Contrastive Hypergraph Networks with Adaptive Negative Sampling for Accurate Discovery and Risk Calibration of Low-Frequency Drug-Drug Interactions
Md. Jisan Mashrafi, Hasan Ahamed Alif, Muhammad Jasim Uddin, Sebagat Selim, Urmi Haldar, Meher Tabassum
Abstract
Drug-drug interactions (DDIs) pose significant challenges in clinical pharmacology, with rare interactions often causing severe adverse events despite being underreported in traditional screening methods. Existing computational approaches struggle with class imbalance and fail to capture complex interaction patterns effectively.
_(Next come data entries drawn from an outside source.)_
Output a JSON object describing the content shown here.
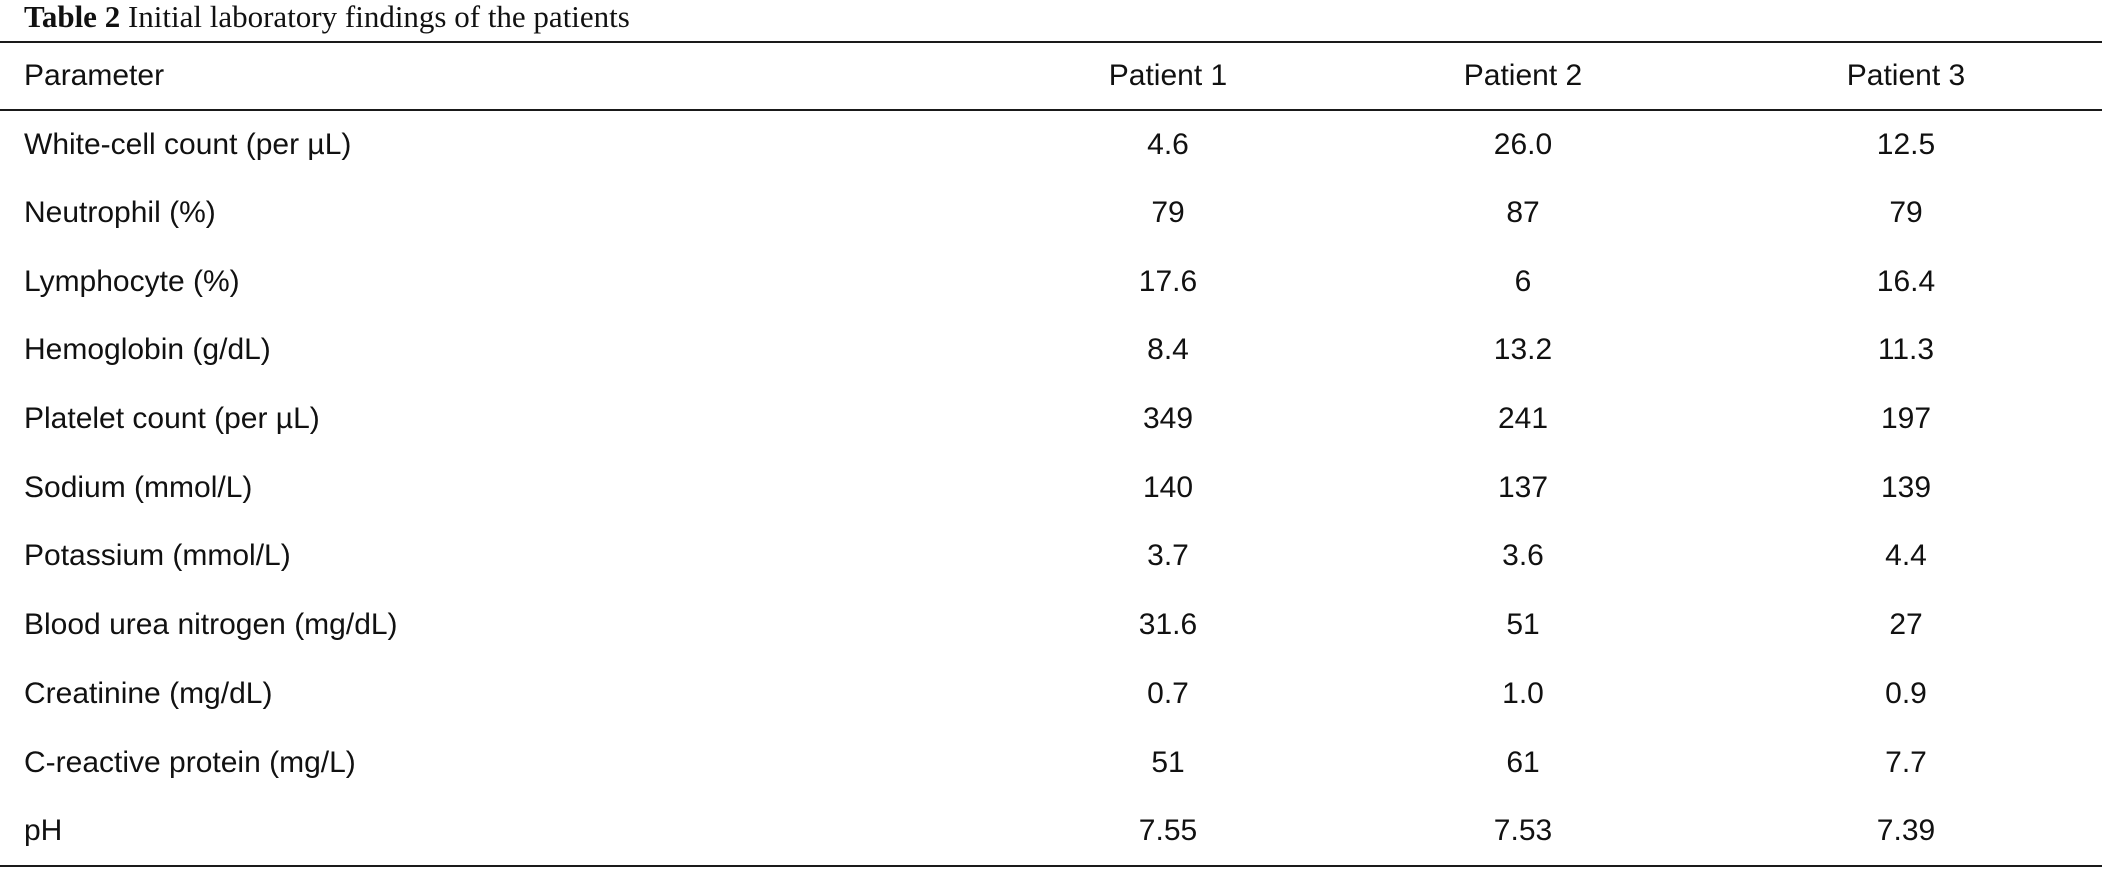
{
  "caption": {
    "label": "Table 2",
    "text": "Initial laboratory findings of the patients"
  },
  "table": {
    "headers": [
      "Parameter",
      "Patient 1",
      "Patient 2",
      "Patient 3"
    ],
    "rows": [
      [
        "White-cell count (per µL)",
        "4.6",
        "26.0",
        "12.5"
      ],
      [
        "Neutrophil (%)",
        "79",
        "87",
        "79"
      ],
      [
        "Lymphocyte (%)",
        "17.6",
        "6",
        "16.4"
      ],
      [
        "Hemoglobin (g/dL)",
        "8.4",
        "13.2",
        "11.3"
      ],
      [
        "Platelet count (per µL)",
        "349",
        "241",
        "197"
      ],
      [
        "Sodium (mmol/L)",
        "140",
        "137",
        "139"
      ],
      [
        "Potassium (mmol/L)",
        "3.7",
        "3.6",
        "4.4"
      ],
      [
        "Blood urea nitrogen (mg/dL)",
        "31.6",
        "51",
        "27"
      ],
      [
        "Creatinine (mg/dL)",
        "0.7",
        "1.0",
        "0.9"
      ],
      [
        "C-reactive protein (mg/L)",
        "51",
        "61",
        "7.7"
      ],
      [
        "pH",
        "7.55",
        "7.53",
        "7.39"
      ]
    ]
  }
}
This work presents a novel contrastive hypergraph network framework that integrates three key innovations: adaptive negative sampling for mitigating class imbalance, hypergraph convolutional learning for modeling higher-order relationships, and temperature scaling for calibrated risk prediction. Our Siamese-style architecture employs contrastive loss optimization to learn discriminative drug pair embeddings, while similarity-based negative sampling generates semantically meaningful non-DDI training examples. Hypergraph convolution captures complex multi-drug relationships beyond traditional pairwise approaches. The ChCh-Miner benchmark dataset demonstrates that it outperforms state-of-the-art algorithms like SPARSE and DeepDDI, achieving a ROC-AUC of 0.8655 and an F1-score of 0.7239. Our framework provides a scalable solution for detecting rare DDI, offering calibrated probability estimates for clinical decision support and personalized medicine.